Ajoutons qu’en 1921, un tribunal allemand acquittera le jeune arménien qui vient de supprimer Talat pacha, le grand ordonnateur du génocide, en raison de ses responsabilités dans ce génocide… et qu’en 1943, Hitler restituera à Kémal les cendres du génocideur dont une avenue porte le nom à Ankara alors que ses restes reposent parmi les héros nationaux, à Istanbul, sur la colline… de la liberté !!!

Le moment fut rude. Je n’en suis pas mécontent.
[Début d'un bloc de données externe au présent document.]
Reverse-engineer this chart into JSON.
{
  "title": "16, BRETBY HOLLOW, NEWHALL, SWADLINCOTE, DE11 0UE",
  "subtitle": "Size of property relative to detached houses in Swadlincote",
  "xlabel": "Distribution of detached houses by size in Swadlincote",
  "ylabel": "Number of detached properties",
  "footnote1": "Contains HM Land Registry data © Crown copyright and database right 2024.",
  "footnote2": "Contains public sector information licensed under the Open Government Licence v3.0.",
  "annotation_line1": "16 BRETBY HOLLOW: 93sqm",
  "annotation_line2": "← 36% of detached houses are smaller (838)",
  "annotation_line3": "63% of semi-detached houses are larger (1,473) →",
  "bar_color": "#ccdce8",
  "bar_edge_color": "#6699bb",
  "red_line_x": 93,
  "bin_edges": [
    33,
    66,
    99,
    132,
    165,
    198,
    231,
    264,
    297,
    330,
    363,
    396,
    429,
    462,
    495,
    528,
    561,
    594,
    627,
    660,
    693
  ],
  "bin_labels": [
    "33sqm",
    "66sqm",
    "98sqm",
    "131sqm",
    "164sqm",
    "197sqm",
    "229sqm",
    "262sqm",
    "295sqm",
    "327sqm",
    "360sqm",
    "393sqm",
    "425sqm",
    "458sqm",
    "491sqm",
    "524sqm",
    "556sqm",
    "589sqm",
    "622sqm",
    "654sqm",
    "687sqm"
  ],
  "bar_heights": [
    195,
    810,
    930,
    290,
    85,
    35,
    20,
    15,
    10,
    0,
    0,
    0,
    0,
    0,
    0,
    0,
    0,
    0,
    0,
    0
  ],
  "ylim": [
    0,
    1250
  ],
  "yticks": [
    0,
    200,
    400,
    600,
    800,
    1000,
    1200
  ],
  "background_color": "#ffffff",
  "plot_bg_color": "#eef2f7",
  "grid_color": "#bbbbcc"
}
Et puis enfin, pour terminer sur une note plus sereine, Gilbert nous avait aussi réservé une merveilleuse surprise : la soirée poétique du samedi soir. On nous distribua une liste de cent poèmes, le public demandait les textes et Thimotée Laine les interprétait. Superbement. Tout en laissant, de temps à autre, s'élever la voix d'un violon jouant Bach. Pindare et Ritsos, le récit de Théramène, " Le Mot et la chose " de l’abbé de L’Attaignant, Louise Labbé et " Le Dormeur du val "… Gherasim Luca que je ne connaissais pas et que Thimothée Laine m'a donné envie de découvrir.

Moment de grâce absolu. En remontant cette nuit-là vers mon olivier et mes fleurs d’orangers, alors qu’Athéna me faisait signe en passant dessus moi d’un coup d’ailes, j’avais celles d’Hermès à mes souliers.